Ce texte fait partie du feuilleton de Nicole "Au fil des bulletins scolaires" Lire l’ensemble

J’ai 13 ans. En septembre 1957 je rentre en 4ème gréco-latine (l’actuelle 3ème) chez Mère Louise qui est notre titulaire et prof. de maths. Je me sens en déphasage par rapport à mes compagnes qui ont un an de plus que moi. Elles portent des bas nylon, elles ! et moi encore des socquettes : la honte ! Elles parlent de leurs sorties, de garçons et m’excluent de leurs conversations qui –il est vrai – ne m’intéressent pas. Mes profs disent que je manque de maturité. Heureusement que j’ai Françoise et Colette. Colette qui est joyeuse et chante toujours « quoiqu’ il arrive, j’ai toujours le sourire ; je prends la vie du bon côté ; je me dis qu’il peut arriver pire et ça suffit pour me mettre en gaîté » Nous tenons d’interminables conciliabules, nous nous aidons pour nos devoirs. Colette est pensionnaire et supporte mal cette situation. Elle n’accepte pas que les religieuses puissent lire son courrier, aussi bien souvent, je lui poste ses lettres en douce. J’ai beaucoup de travail scolaire, principalement en néerlandais. Notre prof, Madame Bonquet, est une terreur. Cette branche me demande autant d’efforts que toutes les autres branches réunies !

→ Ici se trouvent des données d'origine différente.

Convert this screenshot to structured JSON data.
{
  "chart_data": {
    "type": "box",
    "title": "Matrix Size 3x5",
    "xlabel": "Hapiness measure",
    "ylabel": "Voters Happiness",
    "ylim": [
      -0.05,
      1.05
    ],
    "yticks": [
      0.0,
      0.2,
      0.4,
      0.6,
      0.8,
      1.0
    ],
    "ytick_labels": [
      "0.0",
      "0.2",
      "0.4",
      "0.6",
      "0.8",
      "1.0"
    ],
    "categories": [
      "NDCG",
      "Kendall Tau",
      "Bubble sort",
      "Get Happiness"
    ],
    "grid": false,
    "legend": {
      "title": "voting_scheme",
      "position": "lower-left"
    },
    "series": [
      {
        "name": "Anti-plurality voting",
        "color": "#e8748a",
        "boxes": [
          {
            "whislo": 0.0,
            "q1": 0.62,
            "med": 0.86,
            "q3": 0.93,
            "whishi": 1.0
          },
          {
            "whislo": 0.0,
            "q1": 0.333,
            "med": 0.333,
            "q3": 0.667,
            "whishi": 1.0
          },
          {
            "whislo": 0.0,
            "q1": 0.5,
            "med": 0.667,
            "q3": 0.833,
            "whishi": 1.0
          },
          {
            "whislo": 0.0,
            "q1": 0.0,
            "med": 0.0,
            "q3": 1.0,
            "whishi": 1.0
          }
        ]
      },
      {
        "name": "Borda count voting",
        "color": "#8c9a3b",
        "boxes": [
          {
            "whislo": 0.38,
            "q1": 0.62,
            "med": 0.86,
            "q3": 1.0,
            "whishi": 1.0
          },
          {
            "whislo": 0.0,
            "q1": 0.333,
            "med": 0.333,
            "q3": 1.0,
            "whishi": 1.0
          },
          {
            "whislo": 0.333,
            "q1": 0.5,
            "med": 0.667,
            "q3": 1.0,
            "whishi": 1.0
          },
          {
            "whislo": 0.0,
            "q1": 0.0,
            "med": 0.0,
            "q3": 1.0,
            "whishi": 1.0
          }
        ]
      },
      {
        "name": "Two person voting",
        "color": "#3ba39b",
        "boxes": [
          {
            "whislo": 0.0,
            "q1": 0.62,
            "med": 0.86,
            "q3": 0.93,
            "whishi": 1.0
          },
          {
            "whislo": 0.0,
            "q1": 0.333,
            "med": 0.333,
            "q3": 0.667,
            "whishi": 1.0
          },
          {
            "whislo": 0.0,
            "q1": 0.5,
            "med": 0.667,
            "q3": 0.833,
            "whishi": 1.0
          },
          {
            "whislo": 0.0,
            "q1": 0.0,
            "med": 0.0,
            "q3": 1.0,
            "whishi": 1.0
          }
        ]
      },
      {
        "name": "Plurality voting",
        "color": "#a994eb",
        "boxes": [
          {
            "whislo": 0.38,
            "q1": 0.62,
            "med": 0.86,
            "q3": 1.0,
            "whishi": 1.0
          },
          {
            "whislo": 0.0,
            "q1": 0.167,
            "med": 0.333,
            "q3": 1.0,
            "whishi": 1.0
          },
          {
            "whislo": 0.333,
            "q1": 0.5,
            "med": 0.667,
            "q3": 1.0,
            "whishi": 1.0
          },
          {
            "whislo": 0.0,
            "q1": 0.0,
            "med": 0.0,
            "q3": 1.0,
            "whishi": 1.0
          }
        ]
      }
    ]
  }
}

En 1958, tout le monde n’a qu’un mot à la bouche : « l’exposition universelle » très vite résumée en « expo 58 ». C’est un événement de grande ampleur : de nombreux pays exposent leur art, leur savoir-faire, leur artisanat, dans des pavillons construits uniquement pour cela sur le plateau du Heyzel. Pour faciliter le transport de tous les visiteurs vers l’expo, Bruxelles se lance dans de grands travaux d’infrastructure : prolongation de lignes de trams, tunnels routiers de la petite ceinture, hôtels, centres sportifs et culturels, parkings immenses, etc…et surtout, construction de l’Atomium. Ce bâtiment ultramoderne est composé de 9 boules immenses recouvertes d’aluminium, raccrochées les unes aux autres par des tubes (contenant des ascenseurs) et défiant les lois de l’équilibre. La science atomique est en plein essor et ce bâtiment se veut un hommage à la gloire de cette toute nouvelle science.
La Belgique construit aussi la « flèche du génie civil », structure en béton qui s’élève dans les airs sans support ! Impressionnant !

Beaucoup de pays participent à cette exposition, notamment les Etats-Unis qui montrent un pavillon circulaire – un des rares qui ne sera pas détruit à la fin de l’expo – Les américains y vendent, entre autres, des cornets de glace d’un genre encore inconnu en Europe, les « soft ices ». La marchande met un cornet sous un levier d’une machine, lève ce levier et tombe dans le cornet un gros serpentin de crème glacée, soit blanc vanille, soit rose fraise, soit brun chocolat (de toute façon sans beaucoup de goût), elle imprime un mouvement tournant au cornet pendant qu’il se remplit et donne ainsi à la glace une apparence comme si elle sortait d’une douille. Ces glaces ont un succès fou. Nous découvrons aussi lors de cette expo les « hot dogs », inconnus chez nous jusqu’alors.
L’exposition ouvre ses portes d’avril à octobre, si je me souviens bien. Elle est l’objet des voyages scolaires de toutes les écoles du royaume. Nous y allons avec notre classe de 4ème latine un jour du troisième trimestre.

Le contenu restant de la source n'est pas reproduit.